On his blog Cato staffer Will Wilkinson writes that he’ll soon no longer … well … be a Cato staffer — and the same is true of his colleague Brink Lindsey. This is important because Lindsey and Wilkinson have been the two libertarians most closely associated with the “liberaltarian” project — the idea, spawned during the dark George W. Bush years, that libertarians should finally jettison the rather overripe alliance with the increasingly blood-and-iron-oriented political right and seek to build bridges with the left.
Without further details to go on, this has sparked much speculation that the Cato Institute is pushing Lindsey and Wilkinson out the door now that the Obama administration has proven itself just as pushy and sanguinary as its predecessor — and amidst hopes that the Tea Party movement means that the place to be is on the right, after all.
I have no special insight to offer here. What few contacts I had at Cato have largely eroded over the years, as I’ve drifted from professional concerns to professional irrelevance — and a greater focus on family matters. But I will say that I hope the mutterings are wrong; I’d hate to think that Cato is tossing people overboard because they’re too willing to broaden the search for allies.
That’s not to say that I support a formal “liberaltarian” strategy. It would be awfully ironic if an individualist, do-your-own-thing political movement were to try to evolve a formal strategy for anything, let alone for designating official friends and enemies. But I think it’s just good sense to look for allies where you can find them, without declaring whole sections of the political spectrum to be “off-limits” or “friendly” territory.
Frankly, political labels don’t really tell us much about whether people generally favor liberty or generally oppose liberty. If we’re discussing the left, it’s not enough to mention that the Obama administration is authoritarian, snoopy and war-mongering — we also need to mention the likes of Nat Hentoff and Harvey Silverglate, and the great good they’ve done for the cause of freedom. As for the right … perhaps the Tea Party movement does represent a revival of a right-wing interest in personal freedom and limited government, but did I mention eight hideous years of George W. Bush?
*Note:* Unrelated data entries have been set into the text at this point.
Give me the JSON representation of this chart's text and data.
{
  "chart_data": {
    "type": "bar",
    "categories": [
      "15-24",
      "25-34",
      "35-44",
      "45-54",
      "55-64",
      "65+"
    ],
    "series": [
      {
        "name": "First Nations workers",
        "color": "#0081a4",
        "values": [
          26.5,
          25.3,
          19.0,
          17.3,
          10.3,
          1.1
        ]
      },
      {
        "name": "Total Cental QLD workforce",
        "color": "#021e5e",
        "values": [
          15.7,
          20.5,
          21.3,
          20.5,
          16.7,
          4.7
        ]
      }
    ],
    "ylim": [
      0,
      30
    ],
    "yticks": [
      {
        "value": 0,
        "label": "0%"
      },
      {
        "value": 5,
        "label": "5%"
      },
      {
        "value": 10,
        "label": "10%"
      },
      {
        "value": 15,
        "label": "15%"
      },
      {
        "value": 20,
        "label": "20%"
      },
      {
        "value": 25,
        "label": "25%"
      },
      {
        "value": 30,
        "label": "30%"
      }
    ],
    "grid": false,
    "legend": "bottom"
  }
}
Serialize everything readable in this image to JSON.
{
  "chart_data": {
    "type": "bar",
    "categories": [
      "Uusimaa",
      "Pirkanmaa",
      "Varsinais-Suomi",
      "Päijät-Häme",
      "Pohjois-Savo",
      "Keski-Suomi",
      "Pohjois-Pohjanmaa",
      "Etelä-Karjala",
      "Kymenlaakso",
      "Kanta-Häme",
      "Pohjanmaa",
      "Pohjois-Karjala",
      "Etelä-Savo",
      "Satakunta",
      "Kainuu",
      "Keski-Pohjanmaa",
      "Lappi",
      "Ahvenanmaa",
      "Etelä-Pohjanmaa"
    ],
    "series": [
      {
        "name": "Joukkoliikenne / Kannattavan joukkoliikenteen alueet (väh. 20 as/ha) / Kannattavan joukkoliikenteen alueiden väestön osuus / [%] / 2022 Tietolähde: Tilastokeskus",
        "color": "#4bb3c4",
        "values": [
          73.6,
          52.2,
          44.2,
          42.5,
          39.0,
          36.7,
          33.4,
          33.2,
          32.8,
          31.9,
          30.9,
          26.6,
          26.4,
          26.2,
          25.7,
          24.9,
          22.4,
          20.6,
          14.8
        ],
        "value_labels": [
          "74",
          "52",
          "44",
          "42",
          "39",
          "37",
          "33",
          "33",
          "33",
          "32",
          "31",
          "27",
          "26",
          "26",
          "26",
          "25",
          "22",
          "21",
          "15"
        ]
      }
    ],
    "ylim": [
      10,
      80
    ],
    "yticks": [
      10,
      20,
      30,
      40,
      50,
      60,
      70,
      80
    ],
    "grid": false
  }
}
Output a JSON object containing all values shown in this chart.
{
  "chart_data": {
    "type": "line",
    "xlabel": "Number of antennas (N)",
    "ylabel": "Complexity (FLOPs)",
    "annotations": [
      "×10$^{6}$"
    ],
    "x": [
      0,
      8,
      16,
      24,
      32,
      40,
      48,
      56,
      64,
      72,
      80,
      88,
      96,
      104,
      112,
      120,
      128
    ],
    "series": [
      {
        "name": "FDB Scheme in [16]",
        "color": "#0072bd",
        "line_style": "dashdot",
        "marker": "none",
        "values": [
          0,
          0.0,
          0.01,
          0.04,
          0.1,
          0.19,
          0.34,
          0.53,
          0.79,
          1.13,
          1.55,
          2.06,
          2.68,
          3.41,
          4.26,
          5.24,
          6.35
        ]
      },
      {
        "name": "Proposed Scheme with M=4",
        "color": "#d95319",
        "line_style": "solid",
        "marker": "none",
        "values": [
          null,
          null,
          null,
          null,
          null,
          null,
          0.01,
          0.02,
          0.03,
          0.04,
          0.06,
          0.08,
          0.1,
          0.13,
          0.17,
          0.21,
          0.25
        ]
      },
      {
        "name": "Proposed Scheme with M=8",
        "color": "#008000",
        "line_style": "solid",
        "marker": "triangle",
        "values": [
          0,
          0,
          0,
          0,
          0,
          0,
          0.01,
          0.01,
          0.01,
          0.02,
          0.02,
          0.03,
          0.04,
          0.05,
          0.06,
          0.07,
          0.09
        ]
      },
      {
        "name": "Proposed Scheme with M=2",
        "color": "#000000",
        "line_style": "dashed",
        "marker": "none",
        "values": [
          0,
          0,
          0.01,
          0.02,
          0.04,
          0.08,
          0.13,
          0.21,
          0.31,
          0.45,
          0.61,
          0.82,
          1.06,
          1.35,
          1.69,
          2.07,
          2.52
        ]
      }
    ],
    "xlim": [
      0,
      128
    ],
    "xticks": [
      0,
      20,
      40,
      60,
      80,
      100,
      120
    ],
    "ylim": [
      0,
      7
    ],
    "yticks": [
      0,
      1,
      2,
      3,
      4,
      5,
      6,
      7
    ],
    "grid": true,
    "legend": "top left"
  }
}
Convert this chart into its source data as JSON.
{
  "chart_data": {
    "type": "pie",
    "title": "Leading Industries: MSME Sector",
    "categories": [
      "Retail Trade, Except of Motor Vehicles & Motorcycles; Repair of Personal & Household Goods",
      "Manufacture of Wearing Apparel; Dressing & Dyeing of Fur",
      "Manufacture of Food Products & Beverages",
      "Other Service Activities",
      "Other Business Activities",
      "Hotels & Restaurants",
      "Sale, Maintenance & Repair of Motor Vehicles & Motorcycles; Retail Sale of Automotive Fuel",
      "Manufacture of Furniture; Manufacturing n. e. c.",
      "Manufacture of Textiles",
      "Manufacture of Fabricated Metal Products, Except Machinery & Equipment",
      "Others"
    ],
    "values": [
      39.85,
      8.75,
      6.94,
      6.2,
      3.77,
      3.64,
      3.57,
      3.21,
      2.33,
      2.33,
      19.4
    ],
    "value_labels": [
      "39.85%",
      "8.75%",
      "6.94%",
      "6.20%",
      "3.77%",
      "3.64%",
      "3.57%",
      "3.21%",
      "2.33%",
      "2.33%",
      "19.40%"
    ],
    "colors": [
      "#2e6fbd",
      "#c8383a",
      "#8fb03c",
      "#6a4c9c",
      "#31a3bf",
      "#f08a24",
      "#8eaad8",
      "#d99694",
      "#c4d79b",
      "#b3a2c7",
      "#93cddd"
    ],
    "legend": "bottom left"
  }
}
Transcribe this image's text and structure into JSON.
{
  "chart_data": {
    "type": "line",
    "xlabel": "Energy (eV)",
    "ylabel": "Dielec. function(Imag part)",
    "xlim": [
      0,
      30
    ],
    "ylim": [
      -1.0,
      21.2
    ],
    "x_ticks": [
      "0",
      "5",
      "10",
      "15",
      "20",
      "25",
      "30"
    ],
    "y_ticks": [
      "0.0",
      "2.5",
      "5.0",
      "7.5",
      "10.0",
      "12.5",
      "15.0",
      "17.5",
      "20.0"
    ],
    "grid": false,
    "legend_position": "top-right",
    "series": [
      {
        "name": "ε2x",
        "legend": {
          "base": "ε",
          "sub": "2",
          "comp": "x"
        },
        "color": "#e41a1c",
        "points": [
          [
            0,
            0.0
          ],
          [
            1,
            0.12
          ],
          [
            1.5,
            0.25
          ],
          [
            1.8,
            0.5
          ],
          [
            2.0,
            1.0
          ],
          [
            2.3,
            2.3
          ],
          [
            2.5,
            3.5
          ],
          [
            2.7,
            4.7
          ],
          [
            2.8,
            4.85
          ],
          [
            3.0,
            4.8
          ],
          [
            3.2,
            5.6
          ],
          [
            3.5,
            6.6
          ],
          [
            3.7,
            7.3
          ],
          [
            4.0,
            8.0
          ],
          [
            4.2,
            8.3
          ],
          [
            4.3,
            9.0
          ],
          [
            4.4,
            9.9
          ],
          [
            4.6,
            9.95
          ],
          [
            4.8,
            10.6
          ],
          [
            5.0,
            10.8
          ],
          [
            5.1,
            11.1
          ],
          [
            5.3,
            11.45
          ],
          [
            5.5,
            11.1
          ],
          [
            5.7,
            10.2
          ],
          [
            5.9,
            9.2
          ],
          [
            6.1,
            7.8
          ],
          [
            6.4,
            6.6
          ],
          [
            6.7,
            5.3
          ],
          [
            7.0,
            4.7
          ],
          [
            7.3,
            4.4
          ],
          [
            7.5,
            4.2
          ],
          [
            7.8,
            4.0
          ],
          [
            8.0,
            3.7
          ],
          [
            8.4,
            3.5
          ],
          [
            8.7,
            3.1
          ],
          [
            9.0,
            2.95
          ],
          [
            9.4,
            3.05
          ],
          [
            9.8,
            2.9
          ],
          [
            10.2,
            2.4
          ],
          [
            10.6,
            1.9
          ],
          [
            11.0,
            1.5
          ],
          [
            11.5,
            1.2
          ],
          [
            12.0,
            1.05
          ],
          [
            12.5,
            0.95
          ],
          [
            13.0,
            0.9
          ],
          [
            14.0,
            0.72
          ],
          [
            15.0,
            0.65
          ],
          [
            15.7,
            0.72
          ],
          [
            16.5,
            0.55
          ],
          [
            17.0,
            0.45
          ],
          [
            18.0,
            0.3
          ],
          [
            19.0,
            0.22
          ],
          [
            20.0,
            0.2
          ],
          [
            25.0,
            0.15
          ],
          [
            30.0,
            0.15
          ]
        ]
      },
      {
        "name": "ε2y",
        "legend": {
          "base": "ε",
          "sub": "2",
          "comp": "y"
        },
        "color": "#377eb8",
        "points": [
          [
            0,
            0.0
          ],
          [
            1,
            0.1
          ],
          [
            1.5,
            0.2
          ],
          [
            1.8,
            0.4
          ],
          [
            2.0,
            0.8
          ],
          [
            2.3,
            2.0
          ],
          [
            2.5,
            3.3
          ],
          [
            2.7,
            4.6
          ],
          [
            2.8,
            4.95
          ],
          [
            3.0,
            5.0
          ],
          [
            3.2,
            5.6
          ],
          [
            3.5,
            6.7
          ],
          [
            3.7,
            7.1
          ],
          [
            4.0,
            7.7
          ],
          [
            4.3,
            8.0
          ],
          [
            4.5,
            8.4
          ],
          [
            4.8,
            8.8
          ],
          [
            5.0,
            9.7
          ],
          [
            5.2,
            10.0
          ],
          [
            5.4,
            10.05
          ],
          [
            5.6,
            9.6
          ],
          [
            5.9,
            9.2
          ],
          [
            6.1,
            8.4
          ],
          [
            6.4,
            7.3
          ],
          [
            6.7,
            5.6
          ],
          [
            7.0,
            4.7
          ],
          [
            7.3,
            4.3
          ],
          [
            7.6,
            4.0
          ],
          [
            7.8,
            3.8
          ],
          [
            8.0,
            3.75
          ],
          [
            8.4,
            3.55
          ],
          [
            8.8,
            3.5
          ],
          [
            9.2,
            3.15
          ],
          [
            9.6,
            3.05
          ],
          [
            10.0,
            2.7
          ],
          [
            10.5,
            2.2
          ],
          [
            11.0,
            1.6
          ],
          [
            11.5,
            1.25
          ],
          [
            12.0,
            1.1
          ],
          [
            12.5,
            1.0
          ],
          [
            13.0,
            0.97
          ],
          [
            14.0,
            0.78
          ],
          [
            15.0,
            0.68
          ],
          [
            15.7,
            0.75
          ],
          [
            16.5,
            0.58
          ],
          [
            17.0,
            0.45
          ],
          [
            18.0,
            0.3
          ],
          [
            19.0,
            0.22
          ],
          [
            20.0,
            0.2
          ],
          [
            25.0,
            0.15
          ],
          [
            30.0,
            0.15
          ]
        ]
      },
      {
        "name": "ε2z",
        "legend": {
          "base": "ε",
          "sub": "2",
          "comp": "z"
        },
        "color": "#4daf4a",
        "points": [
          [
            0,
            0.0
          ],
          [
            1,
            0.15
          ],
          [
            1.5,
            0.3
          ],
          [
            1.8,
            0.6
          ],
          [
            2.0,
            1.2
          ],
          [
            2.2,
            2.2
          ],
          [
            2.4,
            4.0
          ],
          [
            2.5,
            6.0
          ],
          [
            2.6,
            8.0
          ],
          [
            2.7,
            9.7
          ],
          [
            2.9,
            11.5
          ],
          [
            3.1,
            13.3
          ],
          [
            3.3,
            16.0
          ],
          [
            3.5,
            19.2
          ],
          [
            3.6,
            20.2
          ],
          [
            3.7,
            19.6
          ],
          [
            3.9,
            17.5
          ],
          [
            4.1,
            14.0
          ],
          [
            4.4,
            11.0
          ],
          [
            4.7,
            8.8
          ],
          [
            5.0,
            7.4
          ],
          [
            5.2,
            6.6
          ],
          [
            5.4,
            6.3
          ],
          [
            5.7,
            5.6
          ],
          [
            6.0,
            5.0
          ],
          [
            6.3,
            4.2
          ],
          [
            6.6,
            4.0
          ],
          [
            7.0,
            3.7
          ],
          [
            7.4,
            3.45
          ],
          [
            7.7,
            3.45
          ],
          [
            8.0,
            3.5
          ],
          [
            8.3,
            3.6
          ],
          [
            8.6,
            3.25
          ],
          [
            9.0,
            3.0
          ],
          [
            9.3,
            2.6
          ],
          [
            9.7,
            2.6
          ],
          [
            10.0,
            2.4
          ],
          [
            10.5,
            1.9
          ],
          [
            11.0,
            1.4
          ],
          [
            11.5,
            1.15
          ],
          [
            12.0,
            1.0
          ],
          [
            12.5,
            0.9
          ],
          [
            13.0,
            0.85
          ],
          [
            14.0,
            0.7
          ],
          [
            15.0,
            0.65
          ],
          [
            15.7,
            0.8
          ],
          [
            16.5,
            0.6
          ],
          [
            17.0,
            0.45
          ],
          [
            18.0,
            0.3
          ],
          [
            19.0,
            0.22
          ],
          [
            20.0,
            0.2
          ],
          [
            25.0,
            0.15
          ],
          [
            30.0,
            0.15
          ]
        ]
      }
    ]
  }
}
Basically, we shouldn’t be blinded by labels because they obscure more than they reveal. “Liberal,” “conservative,” “left” and “right” have come to cover such a wide range of views (and a multitude of sins, along with some virtues) that they don’t tell us very much at all. We need to look for friends where we can find them, using our own natural affinities, the language and interests of those we’re approaching, and taking advantage of opportunities as they arise. Lindsey and Wilkinson are probably best suited for outreach to the left, Lew Rockwell and company are certainly more comfortable with the right, and the rest of us should do whatever seems right and opportune.
Libertarians never should have allowed themselves to be associated as a movement with “the right” and we shouldn’t make the same mistake with “the left.” But we should all be willing to treat anybody with an interest in expanding liberty, if only in one area, as a potential ally.